Japanese American Responses to Incarceration

While the vast majority of Japanese Americans chose to obey the army’s exclusion orders, a few chose to challenge aspects of the exclusion and incarceration.

While the vast majority of Japanese Americans chose to obey the army’s exclusion orders, a few chose to challenge aspects of the exclusion. The cases of three such challengers—Gordon Hirabayashi, Fred Korematsu, and Minoru Yasui—ended up going all the way to the U.S. Supreme Court, with the Court ultimately upholding the legality of the racially based expulsion.

After unrest in the concentration camps in the fall of 1942, the War Relocation Authority (WRA) instituted an ill-conceived questionnaire in the early months of 1943 in an effort to separate the “loyal” from the “disloyal.” On the basis of answers to two key questions, the former were deemed eligible to enlist in the army or to leave the concentration camps to “resettle” in areas away from the West Coast, while the latter were segregated at the Tule Lake, California concentration camp.
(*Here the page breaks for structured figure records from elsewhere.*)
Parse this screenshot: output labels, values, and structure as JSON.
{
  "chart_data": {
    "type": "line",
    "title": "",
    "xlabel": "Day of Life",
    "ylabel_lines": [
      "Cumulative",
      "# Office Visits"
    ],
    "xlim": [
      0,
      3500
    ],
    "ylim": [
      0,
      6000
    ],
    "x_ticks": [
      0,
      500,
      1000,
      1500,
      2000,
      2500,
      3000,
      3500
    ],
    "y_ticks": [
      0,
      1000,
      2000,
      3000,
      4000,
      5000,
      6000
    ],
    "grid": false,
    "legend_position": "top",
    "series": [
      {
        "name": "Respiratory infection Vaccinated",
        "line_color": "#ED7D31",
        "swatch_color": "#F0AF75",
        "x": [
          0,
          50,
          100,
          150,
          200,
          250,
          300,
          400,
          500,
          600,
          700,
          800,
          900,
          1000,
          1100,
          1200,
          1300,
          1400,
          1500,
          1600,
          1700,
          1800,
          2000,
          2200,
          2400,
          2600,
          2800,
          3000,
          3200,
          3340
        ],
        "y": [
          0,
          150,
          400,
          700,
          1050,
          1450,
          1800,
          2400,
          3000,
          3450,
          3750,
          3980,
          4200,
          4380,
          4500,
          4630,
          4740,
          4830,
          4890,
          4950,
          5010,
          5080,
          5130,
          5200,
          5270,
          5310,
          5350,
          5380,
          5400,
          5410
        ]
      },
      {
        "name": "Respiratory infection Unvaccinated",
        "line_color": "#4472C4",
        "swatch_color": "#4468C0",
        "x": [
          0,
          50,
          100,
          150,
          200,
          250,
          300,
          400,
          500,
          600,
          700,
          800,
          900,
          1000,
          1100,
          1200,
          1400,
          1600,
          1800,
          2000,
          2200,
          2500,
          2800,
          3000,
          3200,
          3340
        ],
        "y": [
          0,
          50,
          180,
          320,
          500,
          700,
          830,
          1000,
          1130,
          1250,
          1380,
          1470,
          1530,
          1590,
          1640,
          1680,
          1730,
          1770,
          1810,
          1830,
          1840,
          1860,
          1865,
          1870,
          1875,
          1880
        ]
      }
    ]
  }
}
When Japanese Americans’ eligibility for military service was restored in early 1943, thousands of Japanese Americans from Hawai`i, where there was no mass incarceration, flocked to enlist. By contrast, the number who chose to enlist out of the concentration camps was more modest, though many young men still chose to do so despite their family’s continued incarceration. Most became members of the segregated 442nd Regimental Combat Team, which fought in some of the toughest battles on the European front and became one of the most decorated units in the war. Others joined intelligence units in the Pacific as Japanese language specialists whose skills in interrogation and translation contributed greatly to Allied successes.

Though made to jump through many hoops by an overzealous security apparatus, thousands of mostly young Japanese Americans left the concentration camps in 1943 and ‘44 with the encouragement of the WRA. Prohibited from returning to the West Coast, they mostly headed east for college or for jobs and better opportunities. Substantial Japanese American populations formed in cities such as Chicago, Denver, and New York. The WRA—and even President Roosevelt—believed that the scattering of Japanese Americans around the country along with preventing the re-formation of ethnic communities would lessen prejudice against them.

In 1944, the army began drafting Nisei men from the concentration camps. While most reported for duty, some 300 resisted the draft, refusing to report until their community’s civil rights had been restored. The actions of these men proved to be deeply divisive among Japanese Americans, and the history of the draft resisters was largely suppressed in the community for some forty years.

At the end of 1944, the Supreme Court decided on a fourth relevant case, that of a young woman named Mitsuye Endo who challenged her continued incarceration despite her acknowledged loyalty. The Supreme Court’s decision in the Endo case led to Japanese Americans being allowed to return to the West Coast starting in January 1945.